Concomitant administration of rivaroxaban and rifampicin, a potent inducer of CYP3A4 and P-glycoprotein, led to an approximately 50% decrease in the mean AUC of rivaroxaban and a parallel decrease in its pharmacodynamic effects. Concomitant use of rivaroxaban with other potent inducers of CYP3A4 (e.g., phenytoin, carbamazepine, phenobarbital or St. John’s wort preparations) may also lead to a decrease in rivaroxaban plasma concentrations. The decrease in rivaroxaban plasma concentration is considered clinically insignificant.

After combined use of enoxaparin (in a single dose of 40 mg) and rivaroxaban (in a single dose of 10 mg), an additive effect on anti-factor Xa activity was observed, which was not accompanied by additional effects on blood coagulation parameters (prothrombin time, aPTT). Enoxaparin did not change the pharmacokinetics of rivaroxaban.

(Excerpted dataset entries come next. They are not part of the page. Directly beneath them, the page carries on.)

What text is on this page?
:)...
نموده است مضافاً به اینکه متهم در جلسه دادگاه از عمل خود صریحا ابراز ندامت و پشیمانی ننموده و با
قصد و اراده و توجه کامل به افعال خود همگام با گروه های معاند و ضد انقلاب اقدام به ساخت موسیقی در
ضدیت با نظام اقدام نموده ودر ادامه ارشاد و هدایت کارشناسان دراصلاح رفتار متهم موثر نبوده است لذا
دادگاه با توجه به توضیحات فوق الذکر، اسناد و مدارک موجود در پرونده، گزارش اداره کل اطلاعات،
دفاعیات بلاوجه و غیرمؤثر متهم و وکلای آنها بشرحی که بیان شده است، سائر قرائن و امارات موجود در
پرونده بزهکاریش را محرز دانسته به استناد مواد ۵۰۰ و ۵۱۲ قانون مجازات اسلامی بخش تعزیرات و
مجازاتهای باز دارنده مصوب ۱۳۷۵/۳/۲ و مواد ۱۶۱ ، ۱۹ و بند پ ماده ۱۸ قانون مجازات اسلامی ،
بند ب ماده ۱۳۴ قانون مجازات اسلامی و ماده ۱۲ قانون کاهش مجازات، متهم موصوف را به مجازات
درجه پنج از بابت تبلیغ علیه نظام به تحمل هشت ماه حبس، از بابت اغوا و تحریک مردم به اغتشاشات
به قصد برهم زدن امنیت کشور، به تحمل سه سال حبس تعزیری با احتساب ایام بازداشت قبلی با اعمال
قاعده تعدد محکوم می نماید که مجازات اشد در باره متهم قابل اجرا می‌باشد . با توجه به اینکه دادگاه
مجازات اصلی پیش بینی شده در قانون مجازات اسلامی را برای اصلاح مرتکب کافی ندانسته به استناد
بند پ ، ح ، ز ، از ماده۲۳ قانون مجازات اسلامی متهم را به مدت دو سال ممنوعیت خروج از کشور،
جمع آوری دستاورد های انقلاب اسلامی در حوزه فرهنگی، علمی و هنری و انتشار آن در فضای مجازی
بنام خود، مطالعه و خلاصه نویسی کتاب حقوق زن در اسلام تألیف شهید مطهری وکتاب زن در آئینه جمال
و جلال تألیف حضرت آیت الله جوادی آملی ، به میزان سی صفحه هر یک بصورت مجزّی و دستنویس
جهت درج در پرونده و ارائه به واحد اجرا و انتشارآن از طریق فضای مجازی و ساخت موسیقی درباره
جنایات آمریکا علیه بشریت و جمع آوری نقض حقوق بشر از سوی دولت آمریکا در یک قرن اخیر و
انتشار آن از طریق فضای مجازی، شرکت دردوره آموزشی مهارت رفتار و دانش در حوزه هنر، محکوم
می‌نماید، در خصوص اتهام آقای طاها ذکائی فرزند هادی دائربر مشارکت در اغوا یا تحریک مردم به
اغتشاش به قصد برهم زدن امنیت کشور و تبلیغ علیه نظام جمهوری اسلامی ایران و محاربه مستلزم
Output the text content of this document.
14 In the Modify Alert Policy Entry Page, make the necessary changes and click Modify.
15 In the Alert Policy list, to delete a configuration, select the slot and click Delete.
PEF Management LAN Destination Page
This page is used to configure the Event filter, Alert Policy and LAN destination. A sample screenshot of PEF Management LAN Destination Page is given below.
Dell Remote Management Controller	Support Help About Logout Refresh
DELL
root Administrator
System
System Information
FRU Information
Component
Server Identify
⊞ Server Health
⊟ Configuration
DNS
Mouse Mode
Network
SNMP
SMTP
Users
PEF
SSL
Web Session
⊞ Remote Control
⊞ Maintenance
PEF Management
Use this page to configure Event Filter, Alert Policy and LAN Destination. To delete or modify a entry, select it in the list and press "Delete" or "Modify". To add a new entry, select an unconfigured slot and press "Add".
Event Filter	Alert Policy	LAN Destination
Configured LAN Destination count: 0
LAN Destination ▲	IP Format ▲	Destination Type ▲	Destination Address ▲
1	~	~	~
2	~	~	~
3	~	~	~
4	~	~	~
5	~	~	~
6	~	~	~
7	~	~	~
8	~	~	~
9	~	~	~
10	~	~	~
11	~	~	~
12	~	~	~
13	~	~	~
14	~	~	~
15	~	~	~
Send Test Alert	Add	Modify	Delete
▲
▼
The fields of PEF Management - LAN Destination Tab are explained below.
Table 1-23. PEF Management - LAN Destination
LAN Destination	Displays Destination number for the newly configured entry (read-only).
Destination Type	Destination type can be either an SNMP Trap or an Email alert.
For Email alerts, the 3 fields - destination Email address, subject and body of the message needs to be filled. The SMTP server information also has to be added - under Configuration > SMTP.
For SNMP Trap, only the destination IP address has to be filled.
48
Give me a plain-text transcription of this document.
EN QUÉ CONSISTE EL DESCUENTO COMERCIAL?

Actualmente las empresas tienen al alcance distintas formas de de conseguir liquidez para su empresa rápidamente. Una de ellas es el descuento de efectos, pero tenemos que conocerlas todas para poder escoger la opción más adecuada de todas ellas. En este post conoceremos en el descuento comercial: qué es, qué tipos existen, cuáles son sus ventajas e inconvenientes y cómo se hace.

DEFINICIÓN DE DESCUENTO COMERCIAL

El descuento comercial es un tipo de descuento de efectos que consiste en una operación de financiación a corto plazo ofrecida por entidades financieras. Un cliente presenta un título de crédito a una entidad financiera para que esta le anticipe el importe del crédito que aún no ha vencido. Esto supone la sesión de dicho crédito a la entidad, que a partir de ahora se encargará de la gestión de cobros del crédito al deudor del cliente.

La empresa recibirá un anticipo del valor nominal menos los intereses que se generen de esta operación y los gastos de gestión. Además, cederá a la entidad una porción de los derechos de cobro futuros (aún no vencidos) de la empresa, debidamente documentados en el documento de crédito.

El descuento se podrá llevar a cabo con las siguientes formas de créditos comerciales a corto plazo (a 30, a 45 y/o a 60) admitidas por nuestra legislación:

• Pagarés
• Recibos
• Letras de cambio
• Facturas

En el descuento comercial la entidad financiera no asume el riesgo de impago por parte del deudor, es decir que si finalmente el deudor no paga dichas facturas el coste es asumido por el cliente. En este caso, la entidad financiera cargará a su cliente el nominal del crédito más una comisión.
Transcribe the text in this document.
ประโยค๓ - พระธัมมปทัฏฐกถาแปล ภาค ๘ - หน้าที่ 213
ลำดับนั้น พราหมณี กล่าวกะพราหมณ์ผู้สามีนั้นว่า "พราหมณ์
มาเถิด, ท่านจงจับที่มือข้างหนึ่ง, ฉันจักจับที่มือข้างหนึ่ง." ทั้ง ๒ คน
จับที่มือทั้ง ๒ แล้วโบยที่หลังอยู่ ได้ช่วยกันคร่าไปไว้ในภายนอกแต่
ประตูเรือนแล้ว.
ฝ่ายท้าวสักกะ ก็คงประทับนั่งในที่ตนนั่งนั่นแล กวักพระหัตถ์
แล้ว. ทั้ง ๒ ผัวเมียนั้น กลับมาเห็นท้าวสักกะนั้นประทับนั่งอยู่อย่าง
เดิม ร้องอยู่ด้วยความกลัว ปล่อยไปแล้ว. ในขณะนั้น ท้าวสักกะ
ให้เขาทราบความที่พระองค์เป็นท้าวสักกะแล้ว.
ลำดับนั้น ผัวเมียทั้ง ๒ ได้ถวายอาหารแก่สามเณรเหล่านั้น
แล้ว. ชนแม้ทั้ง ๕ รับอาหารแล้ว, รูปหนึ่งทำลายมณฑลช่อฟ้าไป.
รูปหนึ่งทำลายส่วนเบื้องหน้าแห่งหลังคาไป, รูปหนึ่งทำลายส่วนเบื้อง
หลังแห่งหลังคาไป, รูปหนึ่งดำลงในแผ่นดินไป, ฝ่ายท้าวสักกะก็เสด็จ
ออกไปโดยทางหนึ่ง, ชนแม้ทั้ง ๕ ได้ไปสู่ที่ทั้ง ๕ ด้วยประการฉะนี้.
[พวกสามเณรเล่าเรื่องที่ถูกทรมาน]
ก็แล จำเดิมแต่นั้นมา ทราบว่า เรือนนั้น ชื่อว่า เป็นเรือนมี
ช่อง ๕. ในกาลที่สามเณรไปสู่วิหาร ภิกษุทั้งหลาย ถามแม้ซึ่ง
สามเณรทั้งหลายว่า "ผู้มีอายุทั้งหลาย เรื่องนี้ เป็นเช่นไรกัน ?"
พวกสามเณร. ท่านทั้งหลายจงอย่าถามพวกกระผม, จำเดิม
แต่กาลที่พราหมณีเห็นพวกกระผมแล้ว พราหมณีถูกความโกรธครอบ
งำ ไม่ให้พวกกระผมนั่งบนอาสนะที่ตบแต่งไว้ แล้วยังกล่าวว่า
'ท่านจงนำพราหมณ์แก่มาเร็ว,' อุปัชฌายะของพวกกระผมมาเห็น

No pharmacokinetic interaction between rivaroxaban and clopidogrel was identified (loading dose of 300 mg followed by a maintenance dose of 75 mg), but a clinically significant increase in bleeding time was detected in a subgroup of patients, which did not correlate with platelet aggregation and the level of P-selectin or GPIIb/IIIa receptor.

After simultaneous administration of rivaroxaban and 500 mg of naproxen, no clinically relevant prolongation of bleeding time was observed. However, a more pronounced pharmacodynamic response is possible in some individuals.

Storage Conditions

Store at 2°C (36°F) to 25°C (77°F). Keep in original packaging, protected from light. Keep out of reach of children.

Dispensing Status

Rx Only

Important Safety Information

This information is for educational purposes only and does not replace professional medical advice. Always consult your doctor before use. Dosage and side effects may vary. Use only as prescribed.